Old patterns/behaviors are difficult to break especially if DH is not even conscious he's doing it.  Liken it to Pavlov's dogs...."ring the bell, salivate" without an iota of higher thinking.  Yes, it's normal for parents to be concerned, but again...if it was an emergency, a message would have been left.

My SD24 is passive-aggressive so when DH did not immediately answer the call or text, she would pull the "unavailable or silent treatment" right back at him and say something like, "oh...I didn't see your call/message."  Games meant for pubescent angst.
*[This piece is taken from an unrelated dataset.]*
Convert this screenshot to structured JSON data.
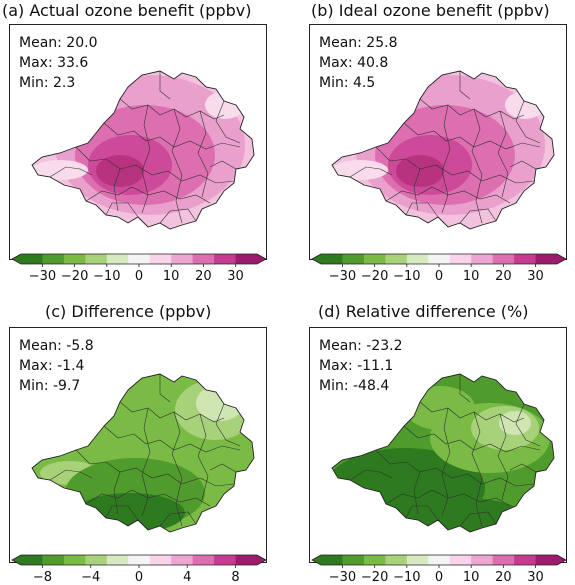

It blows my mind that normally sane adults will regress like this.

A while ago, as I was preparing food for DH's extended family, I cut my finger badly at the same time DH's phone rang. DH saw the blood (sharp knife), but also saw it was SD. I would say a deep laceration should evoke concern, but he HAD TO answer the call.  Back then, DH's brain would instantly change to the SD dopamine-drip frequency...all other channels would be blocked.  As I was stopping the bleeding, I pantomimed "can you cut this" (we were already running late) and he blurted back impatiently..."I'm on the phone with SD!" She was calling to "check" on the family gathering that she did not show up to.  Go figure.  That was the pinnacle moment for me. 

I was silent about these behaviors until then hoping that SD would actually start leaving DH alone at some point. She incessantly called at the worst and most inappropriate times to maintain "control and priority position" over DH.  The more he  jumped to respond, the more she would call/text.  After the knife incident, I pointed out her obtrusive behavior every time it happened (almost daily). I'm snarky so I would comment, "maybe she's bleeding and needs help; confirm we're in the midst of hot monkey sex; are you sure you took a  s*** this morning?"  I'd rather make fun than get upset.  This got DH thinking about his behavior and SD's need to control. He figured it out. The salivating stopped. 

Starlightwest's picture

E

Starlightwest's picture

If she’s not calling here 3-4 times a day, he’s calling her. If he ever interrupted hot monkey sex for a call that would be the end of that. Next time the urge hit, I’d be like “sorry honey - you better stay available in case the phone rings!”

sandye21's picture

Fortunately, I haven't had to deal with this from SD and DH.  Mostly because he is technologically challenged so he doen't have a smart phone.  Also, I think he is being punished somewhat because he decided to stay married to me.  But I have to tell you, 3-4 times a day for mundane B.S. is too much for most people.  It would get on my nerves after the 3rd call.  If this was me, I'd make up a friend whom I called 4 times a day and see how he likes it.  I bet he wouldn't.

Starlightwest's picture

Mine uses his smartphone - to text DD and tell her to call him! Just now he was taking a nap but the phone rang (yep, her) and he pops up to answer. So ridiculous. He’s obsessed. He thinks he’s going to singlehandedly fix their miserable life and chart the new path for his grandchildren’s behavior. Sorry, honey, but unless they live with us, the second they’re back with the two village idiots they will revert back to their old behaviors. I might just try the call suggestions!